Imagine if students grades 12 and above effectively shut down nearly every University and College across the entire U.S.

On March 22, 2012: 200,000+ students from across Québec protest in Montréal.
Difficult to fathom?
That is exactly what is happening here. Hundreds of thousands of students from Universities and Cégeps all across the Province of Québec have been on strike for 12+ weeks.
Why go on strike?
Québec’s latest Provincial budget included a 75% increase in tuition costs for University-level education. That sure sounds like a lot. But let’s look at the numbers:

March 22, 2012: 200,000+ Cégep and University students protest in Montréal
So while Québec students are protesting a 75% increase in tuition, Ontario University students already pay 3 times that of their French brothers and sisters across the Provincial border.
A timeline of events:
- March 18, 2011: Official Québec budget published, announces rise in University tuition.
- November 10, 2011: 30,000 students protest in Montréal
- February 13, 2012: Students vote to strike at the University of Laval
- February 16, 2012: The students of the Cégep of Vieux-Montréal are the first Cégep to vote to strike
- February 20, 2012: Cégeps and Universities (totalling about 30,000 students) have voted to strike
- February 27, 2012: About 65,000 students have voted to strike
- March 5, 2012: About 125,000 students have voted to strike

Montréal police horses during the March 22 protest
- March 22, 2012: Over 300,000 students (from about 400,000 total) have voted to strike
- March 22, 2012: 200,000 students protest in Montréal
- April 20, 2012: Jean Charest (Prime Minister of Québec), mocks students as they protest outside
- April 24, 2012: A protest of several thousand, this time marked by violence and vandalism.
A Funny Urban Legend (don’t know if it’s true):
As several thousand students blocked traffic on the Jacques Cartier bridge, motorists yelled “Get out of the way! I’m the one paying for your education!”

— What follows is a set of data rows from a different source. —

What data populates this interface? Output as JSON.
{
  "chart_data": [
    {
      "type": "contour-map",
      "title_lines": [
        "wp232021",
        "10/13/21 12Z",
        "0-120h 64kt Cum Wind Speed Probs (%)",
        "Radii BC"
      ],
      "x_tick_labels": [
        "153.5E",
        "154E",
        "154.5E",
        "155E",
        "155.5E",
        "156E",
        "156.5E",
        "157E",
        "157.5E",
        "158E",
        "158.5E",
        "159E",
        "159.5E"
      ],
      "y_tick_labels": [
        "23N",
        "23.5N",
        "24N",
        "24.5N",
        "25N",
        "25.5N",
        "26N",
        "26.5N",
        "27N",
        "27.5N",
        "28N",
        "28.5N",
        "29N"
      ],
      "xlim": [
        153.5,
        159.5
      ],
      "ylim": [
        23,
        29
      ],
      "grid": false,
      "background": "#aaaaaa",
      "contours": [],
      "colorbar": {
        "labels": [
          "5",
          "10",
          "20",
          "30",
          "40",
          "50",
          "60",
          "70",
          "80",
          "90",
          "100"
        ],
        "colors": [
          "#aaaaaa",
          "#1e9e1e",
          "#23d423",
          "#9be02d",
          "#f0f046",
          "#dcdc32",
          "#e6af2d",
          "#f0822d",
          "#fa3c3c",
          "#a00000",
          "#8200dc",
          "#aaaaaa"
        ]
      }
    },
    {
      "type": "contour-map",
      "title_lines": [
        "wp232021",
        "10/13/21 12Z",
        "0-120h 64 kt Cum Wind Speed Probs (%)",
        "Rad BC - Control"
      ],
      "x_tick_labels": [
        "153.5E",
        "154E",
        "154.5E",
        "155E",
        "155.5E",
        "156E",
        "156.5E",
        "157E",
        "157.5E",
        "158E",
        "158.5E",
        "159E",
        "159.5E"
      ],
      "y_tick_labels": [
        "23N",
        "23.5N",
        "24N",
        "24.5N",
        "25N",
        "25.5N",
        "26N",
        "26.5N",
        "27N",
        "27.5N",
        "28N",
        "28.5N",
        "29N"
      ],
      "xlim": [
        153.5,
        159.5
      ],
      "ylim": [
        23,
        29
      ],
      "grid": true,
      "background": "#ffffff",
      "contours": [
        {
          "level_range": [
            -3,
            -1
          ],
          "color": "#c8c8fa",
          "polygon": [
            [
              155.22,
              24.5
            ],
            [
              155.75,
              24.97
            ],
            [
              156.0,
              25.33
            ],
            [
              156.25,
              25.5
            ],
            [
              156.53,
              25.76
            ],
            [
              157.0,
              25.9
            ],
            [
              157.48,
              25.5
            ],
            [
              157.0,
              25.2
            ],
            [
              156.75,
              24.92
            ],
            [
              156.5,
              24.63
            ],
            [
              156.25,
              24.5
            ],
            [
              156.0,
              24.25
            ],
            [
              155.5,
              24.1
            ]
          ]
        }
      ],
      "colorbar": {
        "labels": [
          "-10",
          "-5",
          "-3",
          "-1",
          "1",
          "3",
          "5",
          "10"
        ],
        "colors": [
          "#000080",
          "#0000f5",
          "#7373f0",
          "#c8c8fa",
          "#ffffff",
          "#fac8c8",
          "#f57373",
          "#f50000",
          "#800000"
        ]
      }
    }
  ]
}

Students responded: “Get back in your car! I’m the one that will pay for your retirement!”
This week is crucial:
Apparently (and my understanding is based on a few conversations here and there), this is the last possible week students can return and still recover the current session. If, however, students vote to continue the strike, this session will be cancelled. All classes will be forwarded to this Fall. And a massive bottle-neck will occur when graduated high-school students enter their first year of Cégep this September.

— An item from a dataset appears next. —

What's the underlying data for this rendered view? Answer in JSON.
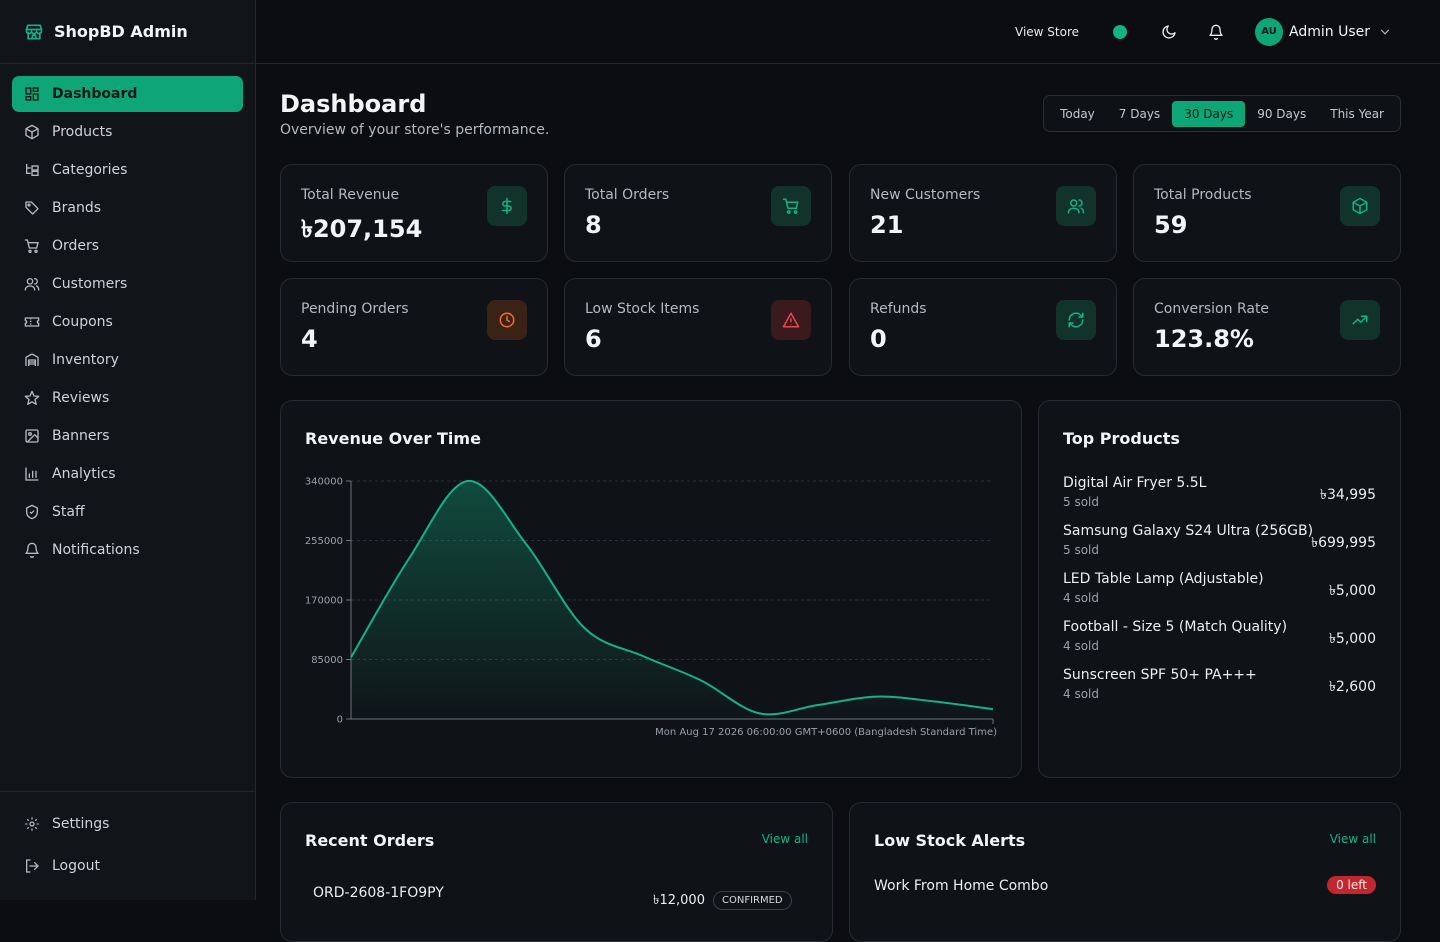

There is also talk of a massive general protest May 9 to target not only the rise in tuition, but to bring down the entire Liberal Party government. We’ll see.
My Take:
Québeckers seem fairly divided on this issue. Many are passionately for the strike. Many others refuse to talk about it saying it’s “a waste of saliva”.
For me as an interested bystander, it has been fascinating to see the French-socialist underpinnings of Québecker culture rise to the fore in a young generation that one day will lead this Province.
Bottom line? I’m not here to politic. I’m praying that the Gospel permeates every aspect of Québecker society, regardless of political viewpoint.